A person walks across the mall on the University of Maine campus in Orono in 2023. After a recent pause, the university has announced it reinstated some graduate student funding. Derek Davis/Portland Press Herald
ORONO — After temporarily pausing new graduate student financial offers, the University of Maine announced it will honor all offers already made to incoming graduate students, in addition to making new offers.
The university announced in March it was pausing funding for incoming graduate students after the Maine Legislature passed a baseline budget with flat funding for the public university system and amid uncertainties around federal public university funding.
The paused funding included financial offers for teaching and research assistantships for incoming graduate students only at Orono.
University of Maine graduate students who received a financial offer for the upcoming academic year were asked to act on their offers by April 18, or the offers would be withdrawn, according to Samantha Warren, the university’s chief external and governmental affairs officer, in a news release issued Monday.

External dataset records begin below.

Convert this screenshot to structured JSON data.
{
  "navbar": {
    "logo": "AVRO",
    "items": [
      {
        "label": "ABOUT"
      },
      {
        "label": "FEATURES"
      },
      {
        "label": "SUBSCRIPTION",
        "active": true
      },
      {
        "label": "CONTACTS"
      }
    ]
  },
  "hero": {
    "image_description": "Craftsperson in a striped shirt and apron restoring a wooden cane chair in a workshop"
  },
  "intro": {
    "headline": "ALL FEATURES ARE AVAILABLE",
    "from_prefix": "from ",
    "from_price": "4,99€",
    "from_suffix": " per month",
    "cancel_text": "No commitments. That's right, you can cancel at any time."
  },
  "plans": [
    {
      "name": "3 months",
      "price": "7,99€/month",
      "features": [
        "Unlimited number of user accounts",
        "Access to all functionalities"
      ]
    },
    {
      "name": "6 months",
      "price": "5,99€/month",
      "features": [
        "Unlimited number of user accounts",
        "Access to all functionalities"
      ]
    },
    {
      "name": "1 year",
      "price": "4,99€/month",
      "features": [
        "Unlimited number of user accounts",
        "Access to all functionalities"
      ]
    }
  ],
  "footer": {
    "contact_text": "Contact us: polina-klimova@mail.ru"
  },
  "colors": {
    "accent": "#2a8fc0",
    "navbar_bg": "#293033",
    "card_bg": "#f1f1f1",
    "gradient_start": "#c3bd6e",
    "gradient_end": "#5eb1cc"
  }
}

“Based on the response and the identification of available funding, the university is making additional financial offers on a rolling basis and prioritizing positions that align with institutional operational needs, including supporting undergraduate student learning,” Warren said.
As the system paused graduate student financial offers, other colleges and universities across the country also paused accepting graduate students for several reasons, including the National Institute of Health’s proposed cuts to reimbursements for costs related to research.
The University of Maine System, as a whole, faced its own financial threats as President Donald Trump’s administration threatened to cut $56 million in funding from the U.S. Department of Agriculture as well as cutting — and then reinstating — Maine’s Sea Grant of $4.5 million that goes to coastal workforce and business development as well as marine-related education and outreach.
“Since then, multiple federal research grants and contracts that support graduate student teaching and research positions have been terminated or paused and the federal government has indicated it intends to have a different relationship with research institutions. For example, multiple federal agencies, including the U.S. Department of Energy, have announced a reduction in the rate they reimburse universities to support essential research expenses, though courts have paused implementation,” Warren said in the release.
The University of Maine System is experiencing its highest-ever graduate enrollment this year, with 6,999 students pursuing graduate and masters degrees across the system. The flagship university in Orono enrolled 3,261 graduate students this year and 806 of them were appointed to paid assistantships, according to the news release.